Depuis que je suis en vacances, me viennent à l’esprit des mots qui font une sorte de rime ; ils s’accrochent, insistent, persistent, appellent peut-être que je les écrive.

Quelle est votre faiblesse et à quoi
silencieusement, vous lie-t-elle ?
dites-moi quelque chose qui soit autre chose
qu’un cliché repris chez les autres

Petit à petit
je m’habitue à l’idée
que je suis composée
que nous sommes composées
de notre histoire
une histoire qui commence avant nous
et par laquelle nous sommes traversés
une histoire
qui nous traverse
petit à petit
je m’habitue à l’idée
que je suis traversée

Une par une, les histoires brèves du dernier livre d’Olivia Rosenthal se succèdent comme des voix qui disent comment le cinéma peut nous toucher ; nous donner le vertige. Ils ne sont pour rien dans mes larmes est un livre issu d’un projet où l’auteure a mené des entrevues en posant cette question simple et vertigineuse, « quel film a changé votre vie ? ». Le récit qu’elle en a fait est un ensemble cohérent où on prend un certain plaisir à se rappeler que l’art n’est pas coupé de la vie et que le cinéma dépasse la réalité.

09/07/2012

aracachon


Il faut voir Arcachon pour se rappeler que la vieillesse existe et qu’elle est synonyme de bien-être.
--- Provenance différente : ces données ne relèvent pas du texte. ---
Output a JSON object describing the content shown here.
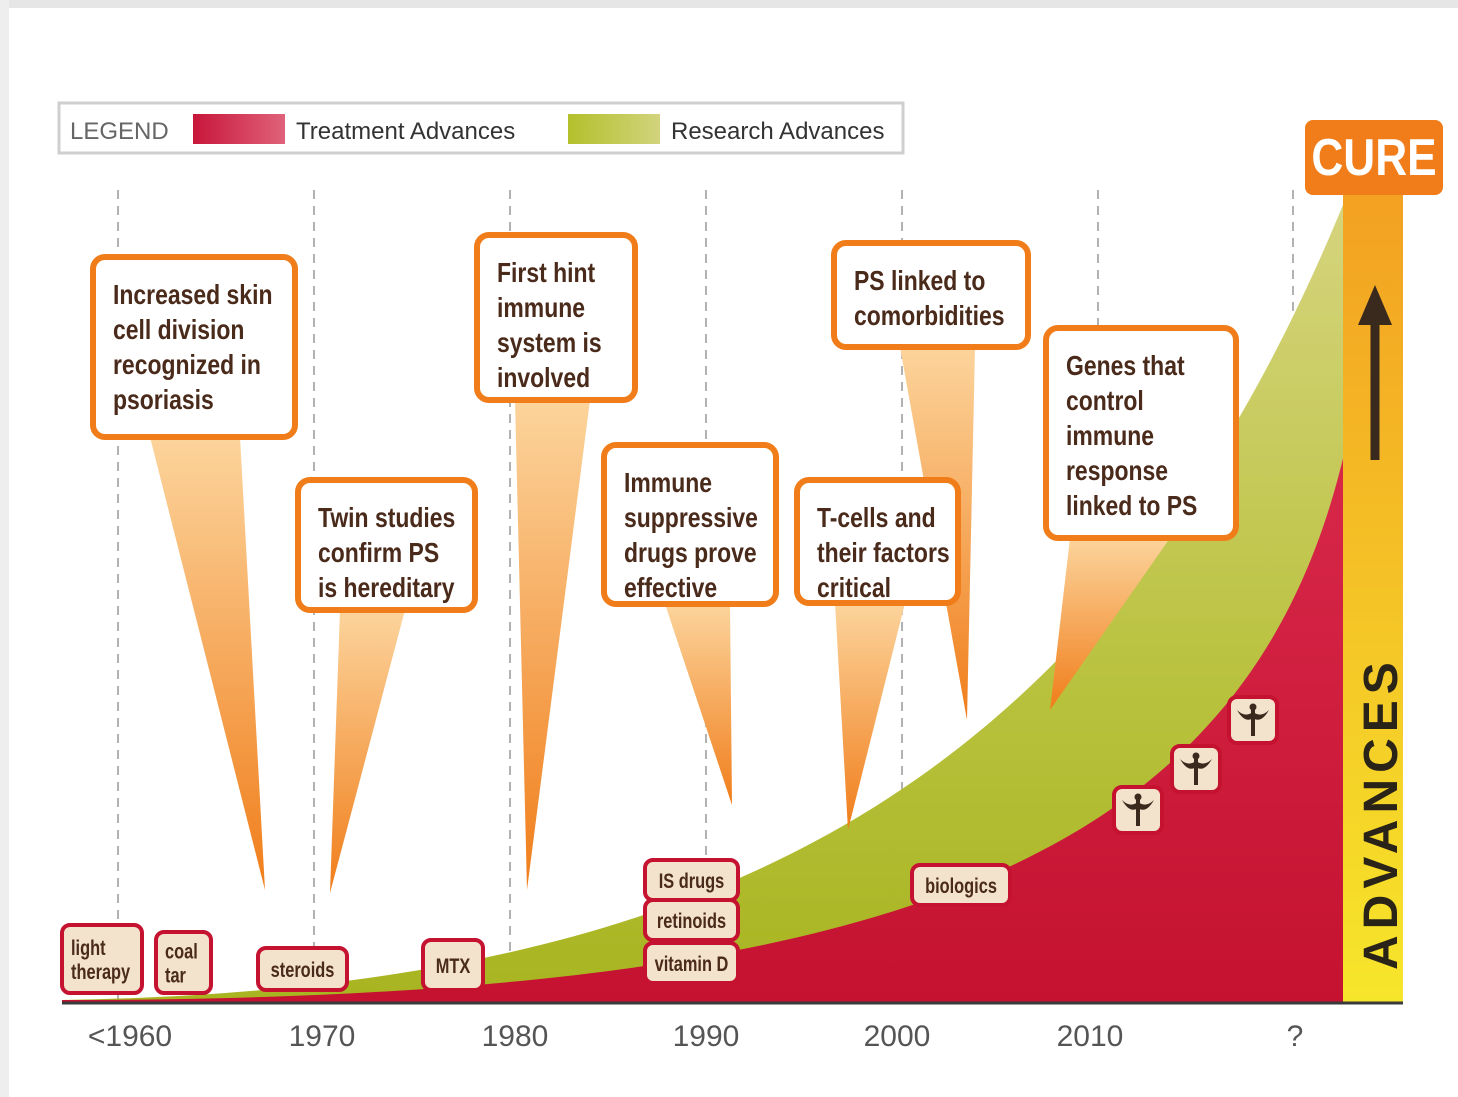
{
  "legend": {
    "title": "LEGEND",
    "items": [
      "Treatment Advances",
      "Research Advances"
    ]
  },
  "goal": "CURE",
  "axis_label": "ADVANCES",
  "timeline": [
    "<1960",
    "1970",
    "1980",
    "1990",
    "2000",
    "2010",
    "?"
  ],
  "research": [
    {
      "lines": [
        "Increased skin",
        "cell division",
        "recognized in",
        "psoriasis"
      ]
    },
    {
      "lines": [
        "Twin studies",
        "confirm PS",
        "is hereditary"
      ]
    },
    {
      "lines": [
        "First hint",
        "immune",
        "system is",
        "involved"
      ]
    },
    {
      "lines": [
        "Immune",
        "suppressive",
        "drugs prove",
        "effective"
      ]
    },
    {
      "lines": [
        "PS linked to",
        "comorbidities"
      ]
    },
    {
      "lines": [
        "T-cells and",
        "their factors",
        "critical"
      ]
    },
    {
      "lines": [
        "Genes that",
        "control",
        "immune",
        "response",
        "linked to PS"
      ]
    }
  ],
  "treatments": [
    {
      "lines": [
        "light",
        "therapy"
      ]
    },
    {
      "lines": [
        "coal",
        "tar"
      ]
    },
    {
      "lines": [
        "steroids"
      ]
    },
    {
      "lines": [
        "MTX"
      ]
    },
    {
      "lines": [
        "IS drugs"
      ]
    },
    {
      "lines": [
        "retinoids"
      ]
    },
    {
      "lines": [
        "vitamin D"
      ]
    },
    {
      "lines": [
        "biologics"
      ]
    }
  ]
}
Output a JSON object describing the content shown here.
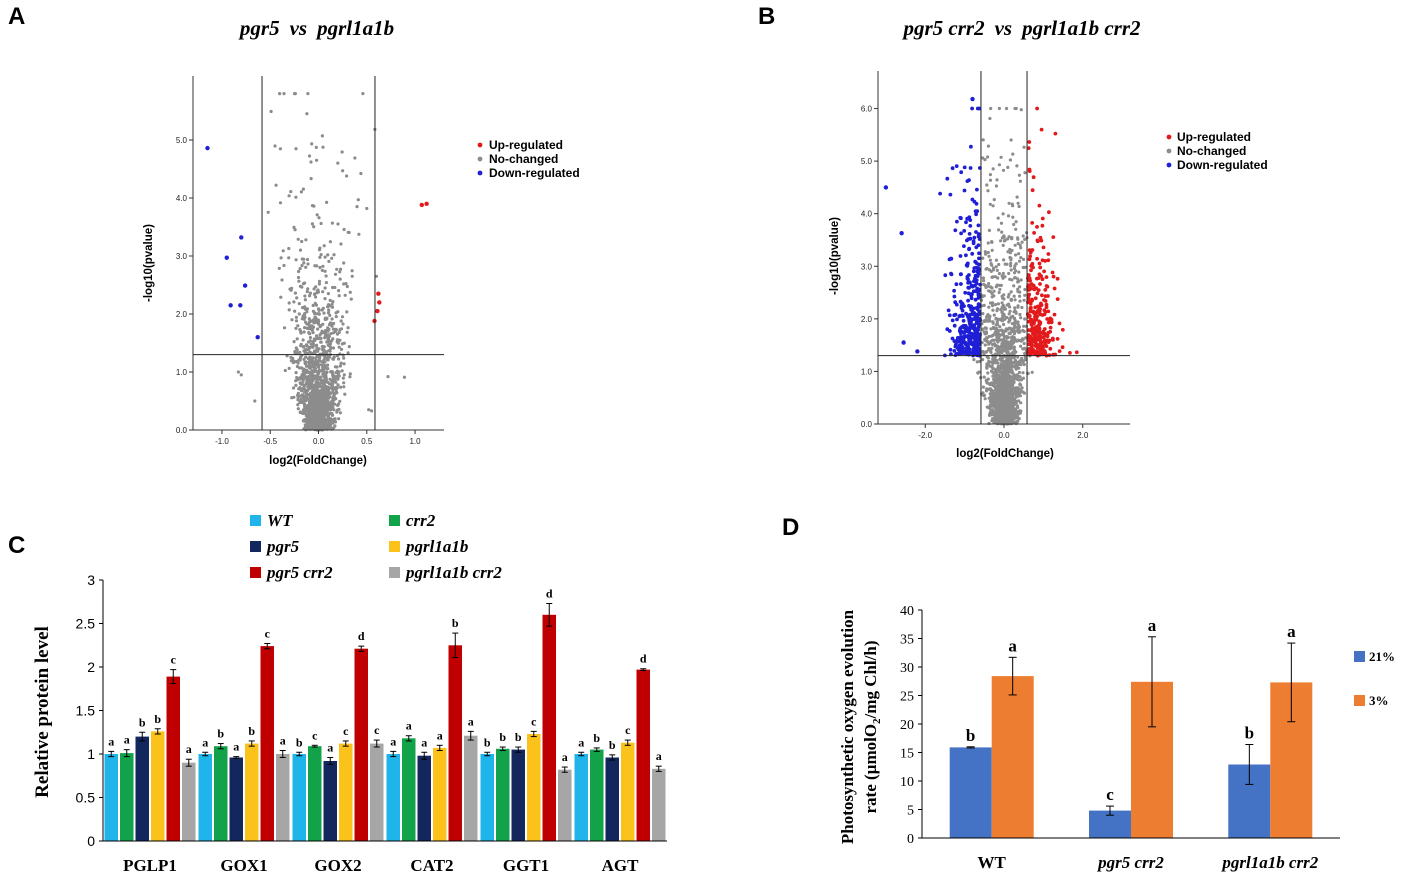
{
  "colors": {
    "up": "#e31a1c",
    "nochange": "#8c8c8c",
    "down": "#1f1fd6",
    "wt": "#1fb5ea",
    "crr2": "#11a24a",
    "pgr5": "#13265e",
    "pgrl1a1b": "#fbc21b",
    "pgr5crr2": "#c00000",
    "pgrl1a1bcrr2": "#a6a6a6",
    "o21": "#4472c4",
    "o3": "#ed7d31"
  },
  "chart_data": [
    {
      "panel": "A",
      "type": "scatter",
      "title_a": "pgr5",
      "title_vs": "vs",
      "title_b": "pgrl1a1b",
      "xlabel": "log2(FoldChange)",
      "ylabel": "-log10(pvalue)",
      "xlim": [
        -1.3,
        1.3
      ],
      "ylim": [
        0,
        6
      ],
      "xticks": [
        -1.0,
        -0.5,
        0.0,
        0.5,
        1.0
      ],
      "xtick_labels": [
        "-1.0",
        "-0.5",
        "0.0",
        "0.5",
        "1.0"
      ],
      "yticks": [
        0,
        1,
        2,
        3,
        4,
        5
      ],
      "ytick_labels": [
        "0.0",
        "1.0",
        "2.0",
        "3.0",
        "4.0",
        "5.0"
      ],
      "fc_threshold": [
        -0.585,
        0.585
      ],
      "p_threshold": 1.3,
      "legend": [
        "Up-regulated",
        "No-changed",
        "Down-regulated"
      ],
      "up": [
        [
          1.07,
          3.88
        ],
        [
          1.12,
          3.9
        ],
        [
          0.62,
          2.35
        ],
        [
          0.63,
          2.2
        ],
        [
          0.61,
          2.05
        ],
        [
          0.58,
          1.88
        ]
      ],
      "down": [
        [
          -1.15,
          4.86
        ],
        [
          -0.8,
          3.32
        ],
        [
          -0.95,
          2.97
        ],
        [
          -0.76,
          2.49
        ],
        [
          -0.91,
          2.15
        ],
        [
          -0.81,
          2.15
        ],
        [
          -0.63,
          1.6
        ]
      ],
      "nochange": {
        "count": 1500,
        "seed": 7,
        "sigma_x": 0.15,
        "max_y": 5.8,
        "outliers": [
          [
            -0.24,
            5.8
          ],
          [
            -0.02,
            4.65
          ],
          [
            0.25,
            4.47
          ],
          [
            0.5,
            3.82
          ],
          [
            0.6,
            2.65
          ],
          [
            0.72,
            0.92
          ],
          [
            0.89,
            0.91
          ],
          [
            -0.8,
            0.95
          ],
          [
            -0.83,
            1.0
          ],
          [
            -0.66,
            0.5
          ],
          [
            0.52,
            0.35
          ],
          [
            0.55,
            0.33
          ]
        ]
      }
    },
    {
      "panel": "B",
      "type": "scatter",
      "title_a": "pgr5 crr2",
      "title_vs": "vs",
      "title_b": "pgrl1a1b crr2",
      "xlabel": "log2(FoldChange)",
      "ylabel": "-log10(pvalue)",
      "xlim": [
        -3.2,
        3.2
      ],
      "ylim": [
        0,
        6.6
      ],
      "xticks": [
        -2.0,
        0.0,
        2.0
      ],
      "xtick_labels": [
        "-2.0",
        "0.0",
        "2.0"
      ],
      "yticks": [
        0,
        1,
        2,
        3,
        4,
        5,
        6
      ],
      "ytick_labels": [
        "0.0",
        "1.0",
        "2.0",
        "3.0",
        "4.0",
        "5.0",
        "6.0"
      ],
      "fc_threshold": [
        -0.585,
        0.585
      ],
      "p_threshold": 1.3,
      "legend": [
        "Up-regulated",
        "No-changed",
        "Down-regulated"
      ],
      "up": {
        "count": 300,
        "seed": 11
      },
      "down": {
        "count": 380,
        "seed": 13,
        "outliers": [
          [
            -3.0,
            4.5
          ],
          [
            -2.6,
            3.63
          ],
          [
            -0.8,
            6.18
          ],
          [
            -2.55,
            1.55
          ],
          [
            -2.2,
            1.38
          ]
        ]
      },
      "nochange": {
        "count": 1700,
        "seed": 17,
        "sigma_x": 0.3
      }
    },
    {
      "panel": "C",
      "type": "bar",
      "ylabel": "Relative protein level",
      "ylim": [
        0,
        3
      ],
      "yticks": [
        0,
        0.5,
        1,
        1.5,
        2,
        2.5,
        3
      ],
      "ytick_labels": [
        "0",
        "0.5",
        "1",
        "1.5",
        "2",
        "2.5",
        "3"
      ],
      "categories": [
        "PGLP1",
        "GOX1",
        "GOX2",
        "CAT2",
        "GGT1",
        "AGT"
      ],
      "series": [
        {
          "name": "WT",
          "values": [
            1.0,
            1.0,
            1.0,
            1.0,
            1.0,
            1.0
          ],
          "errors": [
            0.03,
            0.02,
            0.02,
            0.03,
            0.02,
            0.02
          ],
          "letters": [
            "a",
            "a",
            "b",
            "a",
            "b",
            "a"
          ]
        },
        {
          "name": "crr2",
          "values": [
            1.01,
            1.09,
            1.09,
            1.18,
            1.06,
            1.05
          ],
          "errors": [
            0.04,
            0.03,
            0.01,
            0.03,
            0.02,
            0.02
          ],
          "letters": [
            "a",
            "b",
            "c",
            "a",
            "b",
            "b"
          ]
        },
        {
          "name": "pgr5",
          "values": [
            1.2,
            0.96,
            0.92,
            0.98,
            1.05,
            0.96
          ],
          "errors": [
            0.05,
            0.01,
            0.04,
            0.04,
            0.03,
            0.03
          ],
          "letters": [
            "b",
            "a",
            "a",
            "a",
            "b",
            "b"
          ]
        },
        {
          "name": "pgrl1a1b",
          "values": [
            1.26,
            1.12,
            1.12,
            1.07,
            1.23,
            1.13
          ],
          "errors": [
            0.03,
            0.03,
            0.03,
            0.03,
            0.03,
            0.03
          ],
          "letters": [
            "b",
            "b",
            "c",
            "a",
            "c",
            "c"
          ]
        },
        {
          "name": "pgr5 crr2",
          "values": [
            1.89,
            2.24,
            2.21,
            2.25,
            2.6,
            1.97
          ],
          "errors": [
            0.08,
            0.03,
            0.03,
            0.14,
            0.13,
            0.01
          ],
          "letters": [
            "c",
            "c",
            "d",
            "b",
            "d",
            "d"
          ]
        },
        {
          "name": "pgrl1a1b crr2",
          "values": [
            0.9,
            1.0,
            1.12,
            1.21,
            0.82,
            0.83
          ],
          "errors": [
            0.04,
            0.04,
            0.04,
            0.05,
            0.03,
            0.03
          ],
          "letters": [
            "a",
            "a",
            "c",
            "a",
            "a",
            "a"
          ]
        }
      ]
    },
    {
      "panel": "D",
      "type": "bar",
      "ylabel_line1": "Photosynthetic oxygen evolution",
      "ylabel_line2_pre": "rate (µmolO",
      "ylabel_line2_sub": "2",
      "ylabel_line2_post": "/mg Chl/h)",
      "ylim": [
        0,
        40
      ],
      "yticks": [
        0,
        5,
        10,
        15,
        20,
        25,
        30,
        35,
        40
      ],
      "ytick_labels": [
        "0",
        "5",
        "10",
        "15",
        "20",
        "25",
        "30",
        "35",
        "40"
      ],
      "categories": [
        "WT",
        "pgr5 crr2",
        "pgrl1a1b crr2"
      ],
      "series": [
        {
          "name": "21%",
          "values": [
            15.9,
            4.8,
            12.9
          ],
          "errors": [
            0.1,
            0.8,
            3.5
          ],
          "letters": [
            "b",
            "c",
            "b"
          ]
        },
        {
          "name": "3%",
          "values": [
            28.4,
            27.4,
            27.3
          ],
          "errors": [
            3.3,
            7.9,
            6.9
          ],
          "letters": [
            "a",
            "a",
            "a"
          ]
        }
      ]
    }
  ],
  "panels": {
    "a": "A",
    "b": "B",
    "c": "C",
    "d": "D"
  }
}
Au bord de la mer, des couples d’âge assez avancé se promènent bras dessus bras dessous en amoureux, ils se sourient, discutent, s’arrêtent sur un banc ; bref, ils semblent heureux. En les observant, vous vous dites que dans la trentaine, le bonheur devrait être facile ; pourtant, il ne court pas toujours les rues.

Il m’a fallu être à Arcachon pour lire enfin Putain (2001) de Nelly Arcan dont j’avais entendu parler depuis longtemps, et cela, après avoir fini le dernier livre de Nancy Huston, Reflets dans un œil d’homme, où l’écrivaine parle de féminité et de fécondité en nous rappelant des femmes belles et brisées comme Marylin Monroe, Nelly Arcan, Jean Seberg ou encore Anaïs Nin, qui ont consacré leur existence à des recherches complexes et compliquées… quête de l’amour, de la beauté, d'une carrière ; voyages, aventures, rencontres. Il m’a fallu aussi être dans un état moins gai pour terminer Putain, car le récit vous coupe souvent le souffle par ses témoignages crus ; il prend la forme d’une longue litanie où la prostituée patiente entre deux clients, se dédouble, s'interroge et raconte son quotidien comme si elle tentait de l'exorciser, de le pousser un peu plus loin pour se maintenir en vie. 

J’entends encore la voix de Nelly Arcan remplie de rage, puis apaisée, puis encore enragée. De temps à autre, me reviennent des phrases De l’identité à l’existence de Daniel Sibony. Elles m’apparaissent alors comme un filet de secours ; des mots à entendre pour se convaincre que la vie est malgré tout bienveillante, que tout n’est pas barré et le possible reste possible. Pour Nelly Arcan, ce ne fut pas le cas, elle s’est donné la mort en septembre 2009 à Montréal. J'avoue que son livre a balayé pour moi une couche assez épaisse d’innocence.